Die Wissenslücken beim Thema Wirtschaft kriegt auch die MC-Bauchemie bei seinen jährlich 50 neuen Azubis zu spüren: „In Einstellungstests und Bewerbungsgesprächen stellen wir häufig fest, dass viele Schüler Mängel zeigen, wenn es etwa um betriebswirtschaftliche Grundkenntnisse geht“, so MC-Geschäftsführer Dr. Claus-M. Müller.

Schule sollte Überblick geben

Anikó Kunz von der MC-Personalabteilung schlug vor, diese Lücken vor allem in Bezug auf wirtschaftliche Grundbegriffe zu schließen. „Was ist ein mittelständisches Unternehmen? Was der Unterschied zwischen einer Handels- oder Industriekauffrau? Die Schüler sollten in Fächern wie Sozialwissenschaften einen guten Überblick erhalen“, so Kunz.

Zur Gelassenheit rief dagegen Hans-Georg Rinke, Leiter der Schillerschule Bochum, auf. Zwar tue seine Schule bereits eine Menge zur wirtschaftlichen Förderung – etwa bei der Betreuung von Schülerfirmen – aber könne die Schule auch nicht in allen Bereichen präsent sein. „Auf uns kommen so viele Ansprüche zu“, so Rinke. Die Kapazitäten vieler Lehrer seien bereits erschöpft. Man müsse deshalb mit Vorsicht entscheiden, welches zusätzliche Lernangebot den Mehraufwand wirklich wert sei.

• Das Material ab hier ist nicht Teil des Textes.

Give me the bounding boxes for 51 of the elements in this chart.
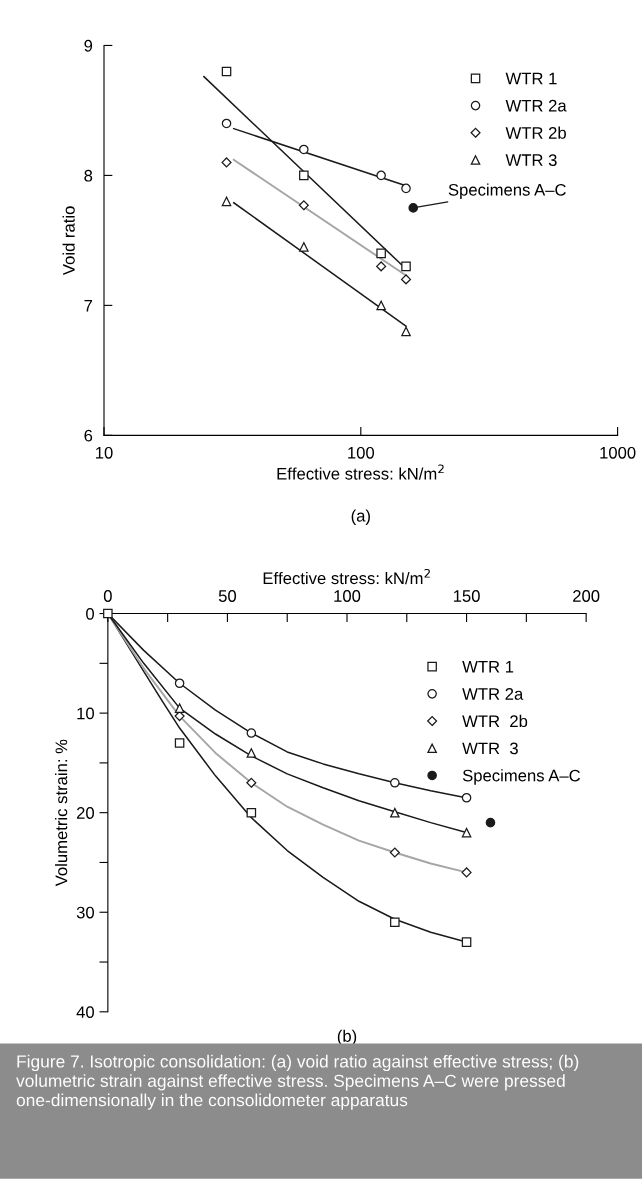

Für alle, die dagegen noch Platz in ihrem Lehrplan sehen, bot die Veranstaltung einen Workshop, in dem drei Beispiele zur Vermittlung von Wirtschaftskompetenz vorgestellt wurden: Auf dem Don-Bosco-Gymnasium in Essen können Schüler den Europäischen Wirtschaftsführerschein ablegen. „In Workshops geht es hier um die praktische Vermittlung von Wirtschaft“, so Schulleiter Lothar Hesse. Das Institut der Deutschen Wirtschaft hilft dabei, Schülerfirmen zu gründen, während der Talentmonitor Ruhr online eine Orientierung über verschiedene Förderungsangebote bietet.